Art of manufacturing educated morons
“You are yet to catch up with the real world if you’ve never studied any concepts outside the school syllabus or read any books beside the texts books school forced you to read. Most people are just programmed not educated”
― Nicky Verd
For a moment, take a deep breath. I want you to close your eyes and reminisce the school you went to. I want you to think about the classrooms you studied in. The place where you made friends for life. The place which defines who you really are today.
If you see any classroom, there is some structure in it; there will be a blackboard. Maybe a table and a chair for the teacher. There will be desks for the students. If lucky, then also some posters on the wall. Every classroom looks very much the same. There will be a structure in what to study; we call it syllabus. So, It is quite evident that school is very much structured place.
The structure is not something to be panic about, but when it comes to school, you must. Schools believe in the “one-size-fits-all” concept. They want to think that making a pair of shoes in a factory is same as educating kids.
When I look back to my school days, I was always a good student, but I never loved studying. I used to choose my favourite subject based on how easily I can understand it. Everyone told me from the very beginning that you learn out of fear or out of respect and as an innocent kid, I believed that.
The place I come from, there is a thing after you do your tenth grade. You can choose between going to school regularly, or you can be at your home. You only need to go to school on the day of the test. It was something like semi-homeschooling.

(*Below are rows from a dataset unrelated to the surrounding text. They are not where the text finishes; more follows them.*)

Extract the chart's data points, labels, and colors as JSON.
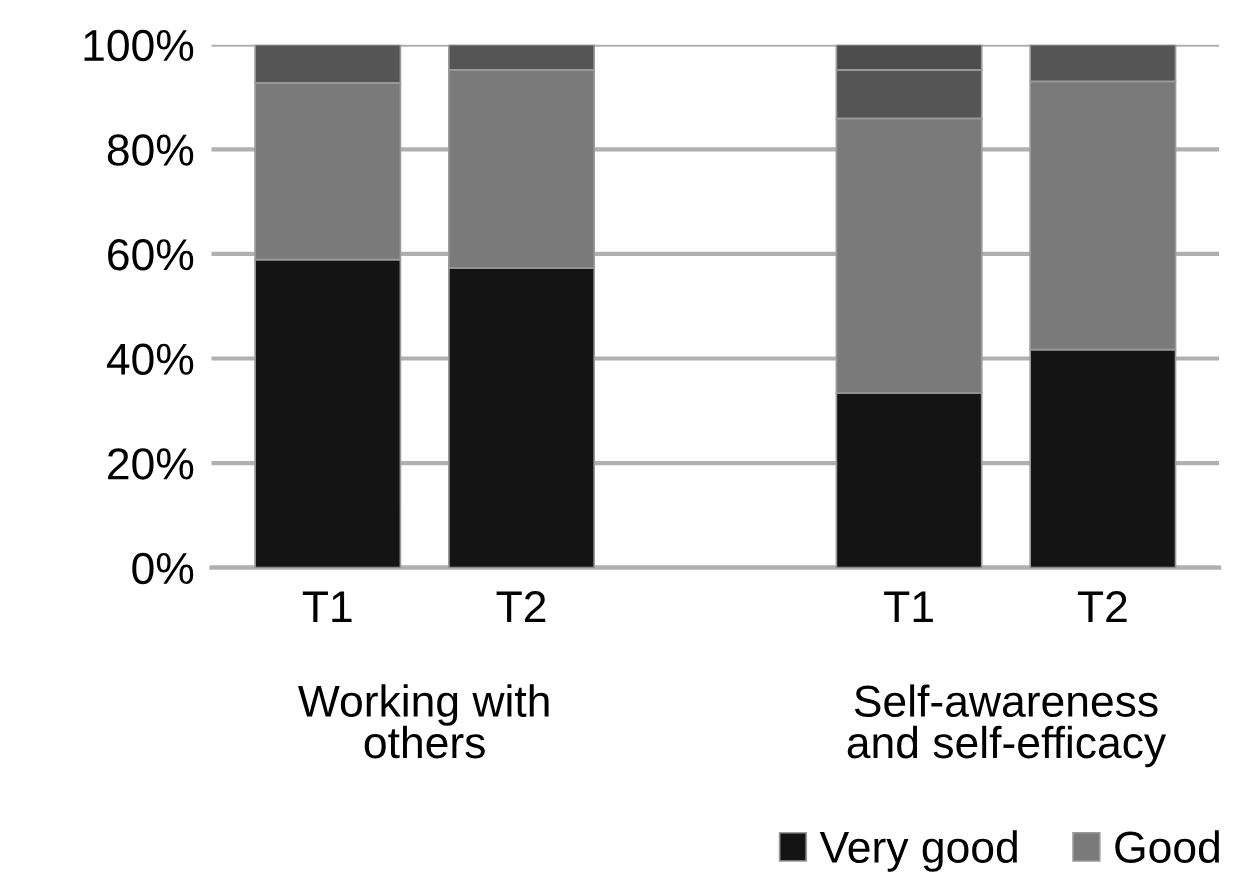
{
  "chart_data": {
    "type": "bar",
    "stacked": true,
    "categories": [
      "T1",
      "T2",
      null,
      "T1",
      "T2"
    ],
    "series": [
      {
        "name": "Very good",
        "color": "#141414",
        "values": [
          58.9,
          57.3,
          null,
          33.4,
          41.7
        ]
      },
      {
        "name": "Good",
        "color": "#7a7a7a",
        "values": [
          33.8,
          37.9,
          null,
          52.5,
          51.3
        ]
      },
      {
        "color": "#555555",
        "values": [
          7.3,
          4.8,
          null,
          9.3,
          7.0
        ]
      },
      {
        "color": "#4d4d4d",
        "values": [
          null,
          null,
          null,
          4.8,
          null
        ]
      }
    ],
    "ylim": [
      0,
      100
    ],
    "yticks": [
      {
        "value": 0,
        "label": "0%"
      },
      {
        "value": 20,
        "label": "20%"
      },
      {
        "value": 40,
        "label": "40%"
      },
      {
        "value": 60,
        "label": "60%"
      },
      {
        "value": 80,
        "label": "80%"
      },
      {
        "value": 100,
        "label": "100%"
      }
    ],
    "grid": "y",
    "legend": "bottom right",
    "annotations": [
      "Working with\nothers",
      "Self-awareness\nand self-efficacy"
    ]
  }
}
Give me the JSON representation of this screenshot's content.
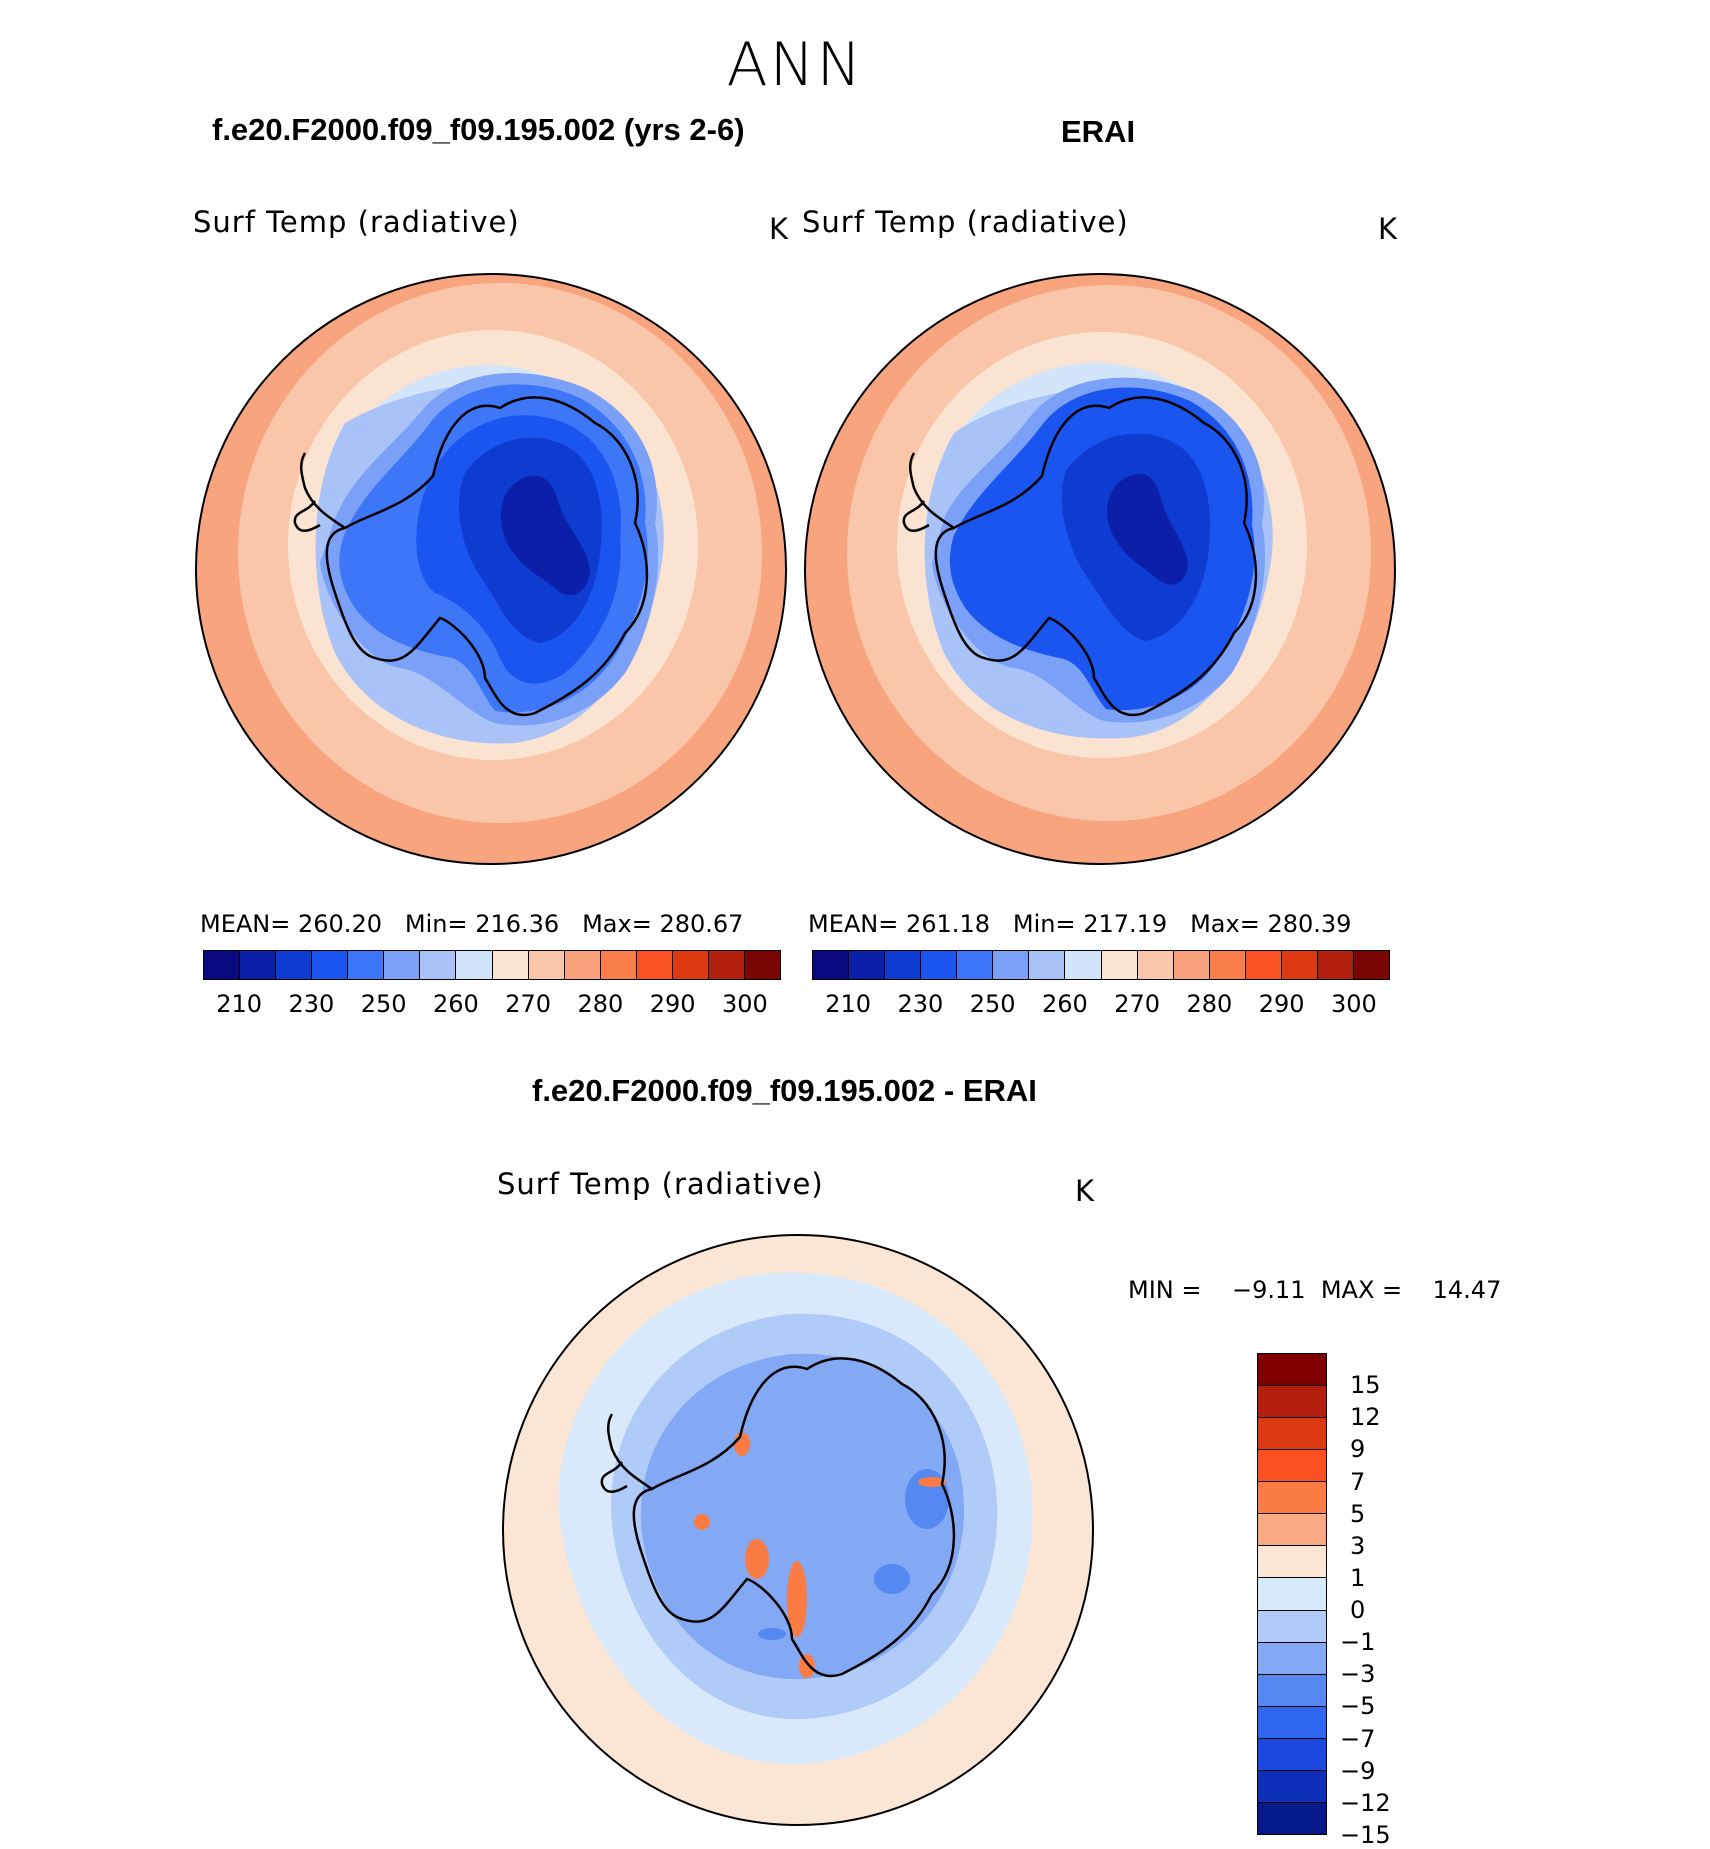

I never loved going to school, so I thought it is an excellent chance to escapism, and I chose to be at home. I wanted this to be more foolproof, so I went to another city to have no disturbance.
That was the turning point in my life. I was having an entire two years in my hand. Till that time, I was a little interested in computers. So, I started learning about that as much as I could. I also started diving deep into the literature. I read books ranging from fiction to non-fiction, from biographies to travel diaries. I keep on stuffing my brain with lots and lots of information. At that time, on some of the days, I didn’t even know what the day it is. There was no pressure of exams. I was now, not learning out of fear or respect, but I was learning out of love.
Sometimes, I see some people around me, who possess very sound knowledge of a particular subject, but they can’t see the beauty of it. They lack empathy which is very anti-humanistic. I feel very pity for them.
There is an old proverb - “Everything comes with a price”. School system also has a price to be paid. If you are thinking about money, then it’s the last thing you spend, apart from money, you loose creativity, rawness and above all “uniqueness”.
Prima facie of schools are very bad as far as my experience is concerned. But there is a country who is making an exception, and that is - Finland. The first most significant step they took was making the exam optional. In a talk, one of the teachers of Finland told that - “We prepare kids for life”. That’s the vision every school should live up to because learning is not a separate activity from the rest of life.
But the real question is - leaving school is the solution? Will it lead us to sheer brilliance? The answer is - No. Because leaving school will make us much more inhuman. What we need is a substitute for this traditional schooling system, and the answer is homeschooling or unschooling.
I have been in both the boats, and I know how it feels trapped with the schooling system and liberating with homeschooling. I may be biased about homeschooling, but my views on learning took a drastic change when I homeschooled myself, and I became a student for life.
I am not someone who has lots of experience with homeschooling, but one of the people I know tried doing homeschooling for her daughter. He wrote a remarkable blog post trilogy about how he carried that forward.
You can read it here - Homeschooling in India - Part 1, Part 2 and Part 3.
Conclusion
“All our children’s hopes and dreams turn to ashes in exam papers - their delicate baby wings crack under the weight of books - the classroom ends up as prison and to dream becomes a criminal offence. This is not education, this is bestiality.”
― Abhijit Naskar
Nobody grows up hating the process of learning. The hatred grows further as we move forward in life. If the hatred is not coming from within, then there must be someone responsible. Education has become a mere tool of upholding the livelihood. It will always be much more than that. We need, even if not very subtle, very slight turn towards the alternatives of schooling. At least, the future should not agonize under the pressure of learning instead cherish every aspect of it.